Dubbing it “Pizza for Providers,” we started in Hampton Roads, our home base. To spread the wealth, we brought together seven Italian restaurants with 13 nursing homes and one hospital emergency room across seven cities. To pull it off on the same day and at the same time, we called upon everyone on our staff plus some free lancers and Queen employees to staff the locations and capture pictures and interviews. On the morning of June 3, Chicho’s, Amici’s, Azalea Inn and Anna’s cranked out several hundred pizzas and with the assistance of fire companies in three of the cities, and personal cars in the other four, we delivered the meals.

Several state and local elected officials, including the mayors of Portsmouth, Virginia Beach and Hampton, showed up as did local TV news reporters. The nursing home staffs were thrilled with the free lunch, the restaurants made some nice coin, and RCG demonstrated our skill at bringing partners together for a worthy cause.
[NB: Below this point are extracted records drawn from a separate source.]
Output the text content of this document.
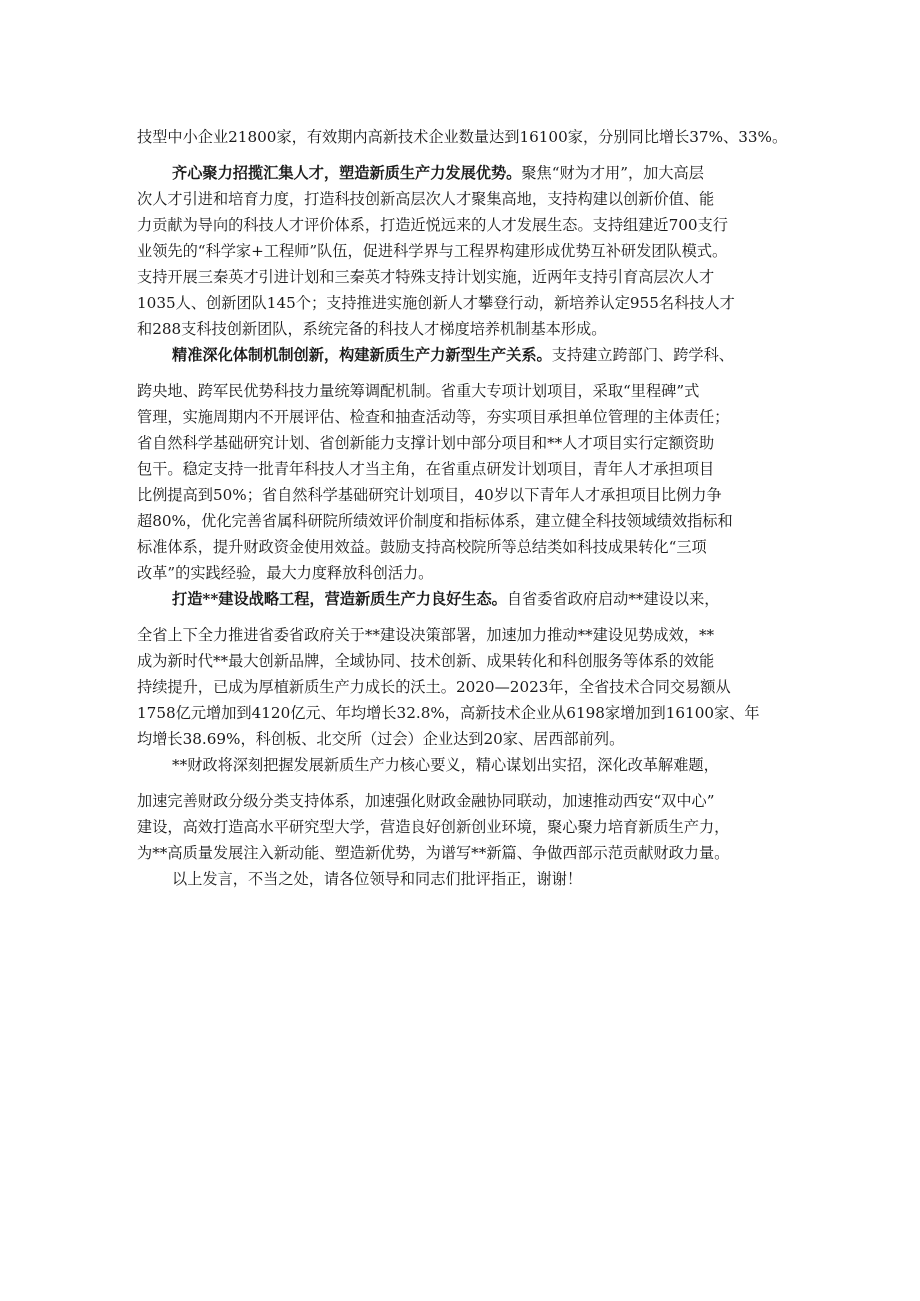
技型中小企业21800家，有效期内高新技术企业数量达到16100家，分别同比增长37%、33%。
齐心聚力招揽汇集人才，塑造新质生产力发展优势。聚焦“财为才用”，加大高层
次人才引进和培育力度，打造科技创新高层次人才聚集高地，支持构建以创新价值、能
力贡献为导向的科技人才评价体系，打造近悦远来的人才发展生态。支持组建近700支行
业领先的“科学家+工程师”队伍，促进科学界与工程界构建形成优势互补研发团队模式。
支持开展三秦英才引进计划和三秦英才特殊支持计划实施，近两年支持引育高层次人才
1035人、创新团队145个；支持推进实施创新人才攀登行动，新培养认定955名科技人才
和288支科技创新团队，系统完备的科技人才梯度培养机制基本形成。
精准深化体制机制创新，构建新质生产力新型生产关系。支持建立跨部门、跨学科、
跨央地、跨军民优势科技力量统筹调配机制。省重大专项计划项目，采取“里程碑”式
管理，实施周期内不开展评估、检查和抽查活动等，夯实项目承担单位管理的主体责任；
省自然科学基础研究计划、省创新能力支撑计划中部分项目和**人才项目实行定额资助
包干。稳定支持一批青年科技人才当主角，在省重点研发计划项目，青年人才承担项目
比例提高到50%；省自然科学基础研究计划项目，40岁以下青年人才承担项目比例力争
超80%，优化完善省属科研院所绩效评价制度和指标体系，建立健全科技领域绩效指标和
标准体系，提升财政资金使用效益。鼓励支持高校院所等总结类如科技成果转化“三项
改革”的实践经验，最大力度释放科创活力。
打造**建设战略工程，营造新质生产力良好生态。自省委省政府启动**建设以来，
全省上下全力推进省委省政府关于**建设决策部署，加速加力推动**建设见势成效，**
成为新时代**最大创新品牌，全域协同、技术创新、成果转化和科创服务等体系的效能
持续提升，已成为厚植新质生产力成长的沃土。2020—2023年，全省技术合同交易额从
1758亿元增加到4120亿元、年均增长32.8%，高新技术企业从6198家增加到16100家、年
均增长38.69%，科创板、北交所（过会）企业达到20家、居西部前列。
**财政将深刻把握发展新质生产力核心要义，精心谋划出实招，深化改革解难题，
加速完善财政分级分类支持体系，加速强化财政金融协同联动，加速推动西安“双中心”
建设，高效打造高水平研究型大学，营造良好创新创业环境，聚心聚力培育新质生产力，
为**高质量发展注入新动能、塑造新优势，为谱写**新篇、争做西部示范贡献财政力量。
以上发言，不当之处，请各位领导和同志们批评指正，谢谢！
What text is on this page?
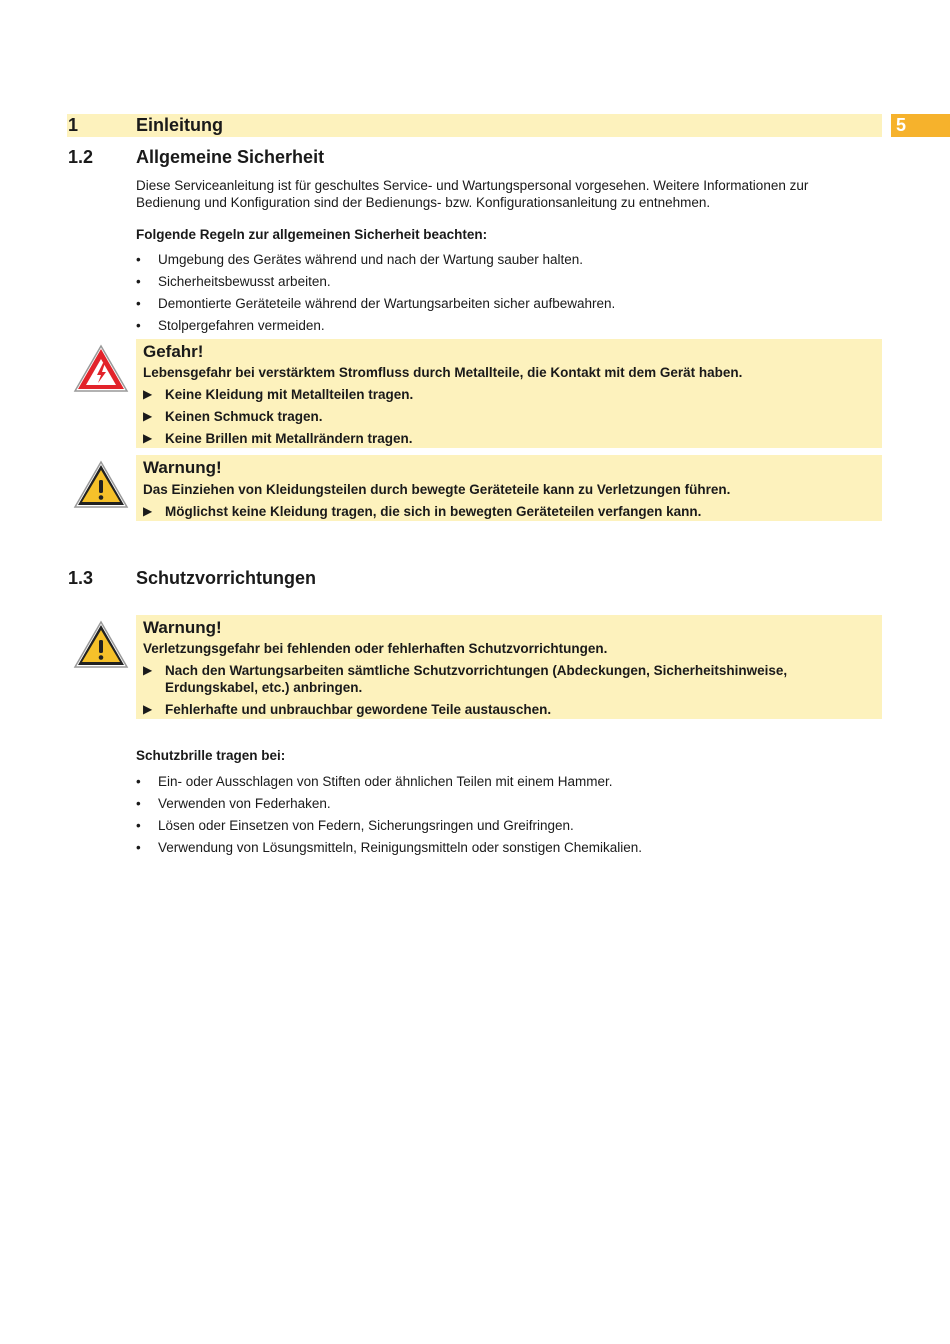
1	Einleitung	5
1.2 Allgemeine Sicherheit
Diese Serviceanleitung ist für geschultes Service- und Wartungspersonal vorgesehen. Weitere Informationen zur
Bedienung und Konfiguration sind der Bedienungs- bzw. Konfigurationsanleitung zu entnehmen.
Folgende Regeln zur allgemeinen Sicherheit beachten:
• Umgebung des Gerätes während und nach der Wartung sauber halten.
• Sicherheitsbewusst arbeiten.
• Demontierte Geräteteile während der Wartungsarbeiten sicher aufbewahren.
• Stolpergefahren vermeiden.
Gefahr!
Lebensgefahr bei verstärktem Stromfluss durch Metallteile, die Kontakt mit dem Gerät haben.
▶ Keine Kleidung mit Metallteilen tragen.
▶ Keinen Schmuck tragen.
▶ Keine Brillen mit Metallrändern tragen.
Warnung!
Das Einziehen von Kleidungsteilen durch bewegte Geräteteile kann zu Verletzungen führen.
▶ Möglichst keine Kleidung tragen, die sich in bewegten Geräteteilen verfangen kann.
1.3 Schutzvorrichtungen
Warnung!
Verletzungsgefahr bei fehlenden oder fehlerhaften Schutzvorrichtungen.
▶ Nach den Wartungsarbeiten sämtliche Schutzvorrichtungen (Abdeckungen, Sicherheitshinweise,
Erdungskabel, etc.) anbringen.
▶ Fehlerhafte und unbrauchbar gewordene Teile austauschen.
Schutzbrille tragen bei:
• Ein- oder Ausschlagen von Stiften oder ähnlichen Teilen mit einem Hammer.
• Verwenden von Federhaken.
• Lösen oder Einsetzen von Federn, Sicherungsringen und Greifringen.
• Verwendung von Lösungsmitteln, Reinigungsmitteln oder sonstigen Chemikalien.
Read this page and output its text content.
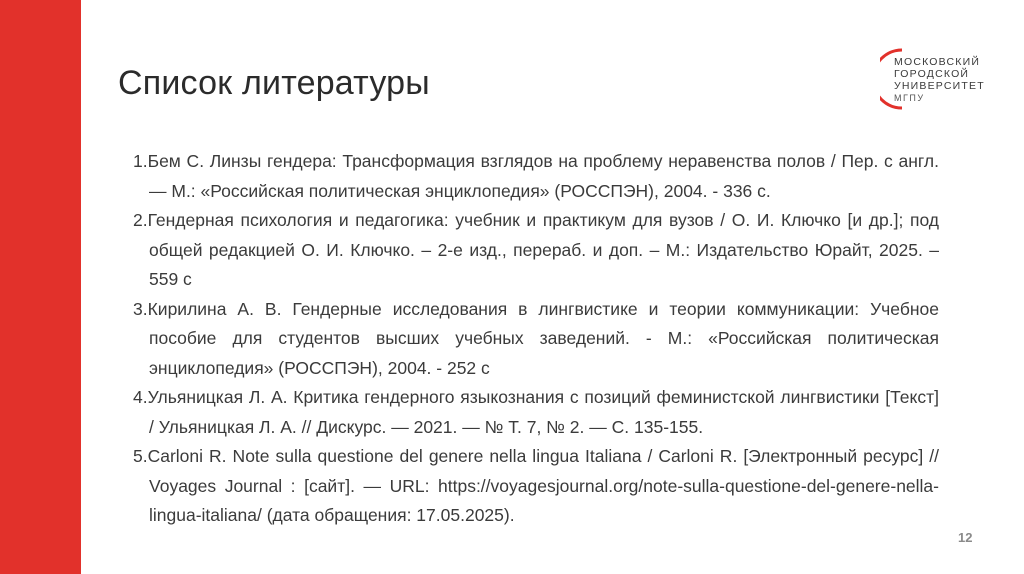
Список литературы
МОСКОВСКИЙ
ГОРОДСКОЙ
УНИВЕРСИТЕТ
МГПУ
1.Бем С. Линзы гендера: Трансформация взглядов на проблему неравенства полов / Пер. с англ. — М.: «Российская политическая энциклопедия» (РОССПЭН), 2004. - 336 с.
2.Гендерная психология и педагогика: учебник и практикум для вузов / О. И. Ключко [и др.]; под общей редакцией О. И. Ключко. – 2-е изд., перераб. и доп. – М.: Издательство Юрайт, 2025. – 559 с
3.Кирилина А. В. Гендерные исследования в лингвистике и теории коммуникации: Учебное пособие для студентов высших учебных заведений. - М.: «Российская политическая энциклопедия» (РОССПЭН), 2004. - 252 с
4.Ульяницкая Л. А. Критика гендерного языкознания с позиций феминистской лингвистики [Текст] / Ульяницкая Л. А. // Дискурс. — 2021. — № Т. 7, № 2. — С. 135-155.
5.Carloni R. Note sulla questione del genere nella lingua Italiana / Carloni R. [Электронный ресурс] // Voyages Journal : [сайт]. — URL: https://voyagesjournal.org/note-sulla-questione-del-genere-nella-lingua-italiana/ (дата обращения: 17.05.2025).
12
In August, we did it again, this time in Central Virginia, arranging for restaurants in Richmond, Chesterfield and Henrico to make pepperoni and cheese pizzas for employees at three nursing homes in each of those localities. Two TV stations and the local paper covered it.

We are now planning a Pizza for Providers in the western part of the state in September. The Queen is pleased because we helped the stores where the public plays her games, generated media interest and did it all on the cheap, pizzas being a popular and low cost menu item.

We figure the nursing home industry will likely earn a share of COVID-19 Relief Funds, which could total more than $100-million, much of it coming from Queen of Virginia. (In July, the tax generated almost $7-million from Queen games alone). The state could still choose to end Virginians’ ability to play our games in July 2021, but the Queen is hopeful the tax revenue and pizza lunches might convince the pols to put the ban on hold again.